Plasmolysis is also the reasons why plant wilt because if the cell membranes do not push against the cell wall, the cells and plant are not turgid and thus lack the pressure to stand up. Therefore when plants are sufficiently watered, they are turgid and do not wilt. This water lost would also make it more difficult for the cell to carry out basic functions to sustain life explaining why plants die. In the end, the cell wall would probably be more shriveled than an old person left in a pool for too long.
     Even though all cells have cell membranes, the membrane proteins in this phospholipid bilayer vary greatly based on function. This set of membrane proteins include glycoproteins which have a polysaccharide chain attached and act as recognition proteins. Glycoproteins are like ID tags letting the immune system of organisms recognize which cells are foreign to the body allowing antibodies to be produced in order to eradicate them. Since membrane proteins are distinct to certain cells, scientists are using a method known as neutron reflectometry to learn and model the structures of bacteria cell walls in order to produce better antibiotics. As stated in this article, "over 60% of currently available drugs and 40% of new drugs target membrane proteins."  
     Not only are cell membranes vital to cell function with inner and outer cell activities, but membranes of organelles are also extremely important as they allow compartmentalization. Compartmentalization in very simple terms allow all necessary substances and materials to be in one place, or membrane bound organelle, for a certain cellular process. For example all of the substances needed for cellular respiration are found in the mitochondria while all substances needed for photosynthesis are found in the chloroplasts. Thus membranes keep cells from becoming like Ukraine at the moment: an ugly mess. Compartmentalization can be related to any sports team, like a soccer team. One team acts together as a cell, but the players are compartmentalized into defense, midfield, and offense so they can carry out different functions and get the job done. Compartmentalization also reminds me of a cruise ship. If the cruise ship is the cell, different floors are compartmentalized based on their purpose. So one floor will have only rooms for guests, another will have entertainment, another will have dining, and another will have pools and decks.    

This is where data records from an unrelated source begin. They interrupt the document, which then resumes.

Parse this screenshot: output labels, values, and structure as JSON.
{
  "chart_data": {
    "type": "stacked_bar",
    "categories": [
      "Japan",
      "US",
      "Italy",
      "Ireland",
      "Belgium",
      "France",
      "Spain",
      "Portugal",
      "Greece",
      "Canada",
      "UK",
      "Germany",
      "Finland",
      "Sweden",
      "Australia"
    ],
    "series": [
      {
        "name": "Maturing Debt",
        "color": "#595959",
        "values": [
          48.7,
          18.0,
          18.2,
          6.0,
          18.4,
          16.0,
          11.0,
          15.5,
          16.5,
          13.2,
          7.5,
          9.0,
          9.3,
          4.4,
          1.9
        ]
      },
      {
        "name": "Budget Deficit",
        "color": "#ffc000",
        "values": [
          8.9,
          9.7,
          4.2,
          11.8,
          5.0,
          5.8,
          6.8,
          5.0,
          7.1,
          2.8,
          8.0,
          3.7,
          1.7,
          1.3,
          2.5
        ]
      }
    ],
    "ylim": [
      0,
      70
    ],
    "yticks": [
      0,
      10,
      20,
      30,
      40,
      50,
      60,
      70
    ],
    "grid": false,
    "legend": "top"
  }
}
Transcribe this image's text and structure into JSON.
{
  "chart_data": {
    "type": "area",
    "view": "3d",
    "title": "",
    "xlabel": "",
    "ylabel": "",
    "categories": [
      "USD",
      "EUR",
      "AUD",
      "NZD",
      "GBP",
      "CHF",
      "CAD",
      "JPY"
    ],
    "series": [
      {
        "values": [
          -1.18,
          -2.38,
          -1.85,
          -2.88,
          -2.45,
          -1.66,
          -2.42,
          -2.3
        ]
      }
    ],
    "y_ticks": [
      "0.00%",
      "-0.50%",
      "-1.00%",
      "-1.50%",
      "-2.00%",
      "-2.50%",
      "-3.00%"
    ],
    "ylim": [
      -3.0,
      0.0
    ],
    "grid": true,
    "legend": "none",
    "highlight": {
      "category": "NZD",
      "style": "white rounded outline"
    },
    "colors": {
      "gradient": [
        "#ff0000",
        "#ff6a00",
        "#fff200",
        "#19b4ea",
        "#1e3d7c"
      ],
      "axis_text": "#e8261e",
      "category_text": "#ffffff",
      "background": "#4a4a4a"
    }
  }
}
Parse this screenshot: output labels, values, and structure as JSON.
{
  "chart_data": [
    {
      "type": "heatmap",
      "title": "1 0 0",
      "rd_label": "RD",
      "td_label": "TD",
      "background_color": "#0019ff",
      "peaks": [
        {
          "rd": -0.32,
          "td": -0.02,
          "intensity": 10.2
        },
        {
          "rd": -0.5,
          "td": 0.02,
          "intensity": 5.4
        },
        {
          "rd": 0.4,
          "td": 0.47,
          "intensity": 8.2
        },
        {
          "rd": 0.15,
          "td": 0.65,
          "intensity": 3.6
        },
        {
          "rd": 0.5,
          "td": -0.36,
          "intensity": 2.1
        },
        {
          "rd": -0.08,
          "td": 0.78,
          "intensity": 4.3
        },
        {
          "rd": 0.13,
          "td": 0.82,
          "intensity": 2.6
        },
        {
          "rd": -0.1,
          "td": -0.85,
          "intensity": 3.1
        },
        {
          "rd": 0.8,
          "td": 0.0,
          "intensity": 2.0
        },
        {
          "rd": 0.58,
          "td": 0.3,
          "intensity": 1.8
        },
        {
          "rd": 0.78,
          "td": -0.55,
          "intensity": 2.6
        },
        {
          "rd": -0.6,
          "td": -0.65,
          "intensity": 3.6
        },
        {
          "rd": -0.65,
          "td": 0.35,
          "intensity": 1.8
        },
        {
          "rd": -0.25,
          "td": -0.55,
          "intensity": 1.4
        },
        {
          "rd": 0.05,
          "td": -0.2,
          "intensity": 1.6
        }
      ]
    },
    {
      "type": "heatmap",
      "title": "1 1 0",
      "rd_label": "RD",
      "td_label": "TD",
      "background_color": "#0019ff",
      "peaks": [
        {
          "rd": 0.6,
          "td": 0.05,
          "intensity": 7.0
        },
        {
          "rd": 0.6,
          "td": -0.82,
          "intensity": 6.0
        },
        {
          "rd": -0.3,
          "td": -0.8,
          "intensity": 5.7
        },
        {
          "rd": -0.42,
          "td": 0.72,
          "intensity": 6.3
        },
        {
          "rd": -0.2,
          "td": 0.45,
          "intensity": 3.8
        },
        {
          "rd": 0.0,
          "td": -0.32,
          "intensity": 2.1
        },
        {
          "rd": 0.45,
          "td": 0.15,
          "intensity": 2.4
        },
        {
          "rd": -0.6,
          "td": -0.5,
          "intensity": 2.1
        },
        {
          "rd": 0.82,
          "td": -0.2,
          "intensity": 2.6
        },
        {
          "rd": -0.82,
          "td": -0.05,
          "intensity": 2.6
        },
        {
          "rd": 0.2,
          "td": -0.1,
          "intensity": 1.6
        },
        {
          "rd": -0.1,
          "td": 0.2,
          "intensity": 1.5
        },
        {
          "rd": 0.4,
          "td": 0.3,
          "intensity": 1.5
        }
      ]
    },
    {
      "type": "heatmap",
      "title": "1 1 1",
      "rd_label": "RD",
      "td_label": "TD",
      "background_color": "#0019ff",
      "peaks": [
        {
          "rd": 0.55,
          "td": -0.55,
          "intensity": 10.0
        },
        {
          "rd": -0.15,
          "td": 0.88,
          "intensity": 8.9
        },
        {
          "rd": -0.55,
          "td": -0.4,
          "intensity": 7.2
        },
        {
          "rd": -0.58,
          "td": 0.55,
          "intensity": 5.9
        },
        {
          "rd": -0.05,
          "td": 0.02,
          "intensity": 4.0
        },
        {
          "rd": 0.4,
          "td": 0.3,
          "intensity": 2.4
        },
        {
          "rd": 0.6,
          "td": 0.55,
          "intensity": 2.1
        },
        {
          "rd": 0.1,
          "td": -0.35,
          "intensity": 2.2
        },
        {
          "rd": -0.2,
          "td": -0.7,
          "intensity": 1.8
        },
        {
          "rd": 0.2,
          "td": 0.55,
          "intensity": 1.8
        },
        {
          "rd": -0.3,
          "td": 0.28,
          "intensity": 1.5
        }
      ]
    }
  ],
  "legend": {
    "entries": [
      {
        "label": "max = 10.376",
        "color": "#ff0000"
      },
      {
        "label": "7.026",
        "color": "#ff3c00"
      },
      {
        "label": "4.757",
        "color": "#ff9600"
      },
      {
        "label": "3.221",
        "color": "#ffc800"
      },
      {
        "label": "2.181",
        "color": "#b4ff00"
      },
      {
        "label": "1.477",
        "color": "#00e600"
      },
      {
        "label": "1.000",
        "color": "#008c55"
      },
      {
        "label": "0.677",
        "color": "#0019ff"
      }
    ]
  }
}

     Though tattoos mainly depend on a machine that was based off of Benjamin Franklin's engraving machine (yeah, you're basically putting an engraving machine into your skin), these designs also depend on principles of biology with cell membranes. I also wanted to relate cell membrane properties to something more relevant than pouring salt on plants and elodea cells. So here is a video showing the process in really slow motion. Skip to 3:11, to see the cool part!

So tattoos work by using this needle-like machine to insert ink into the skin. Cohesion allows molecules that make up the ink to stay together in between the needles. The information explaining the biology of tattoos was found here. Tattoos do not insert ink into cells of the epidermis since this is where skin cells are shed very often. Instead, they insert ink into the layer of cells beneath the epidermis so ink can be taken up by dermal cells. Once the ink is in the dermal cells, the cell membrane's selectively permeable nature may not allow the molecules making up the ink to cross over the membrane and leave the cell. This is why tattoos stay in your skin, and even if the dermal cells die, they are taken up by other cells with the ink. Now if you cringe whenever you pick up salt thinking of this article or refuse to get a tattoo after seeing this video, then I consider this a job well done!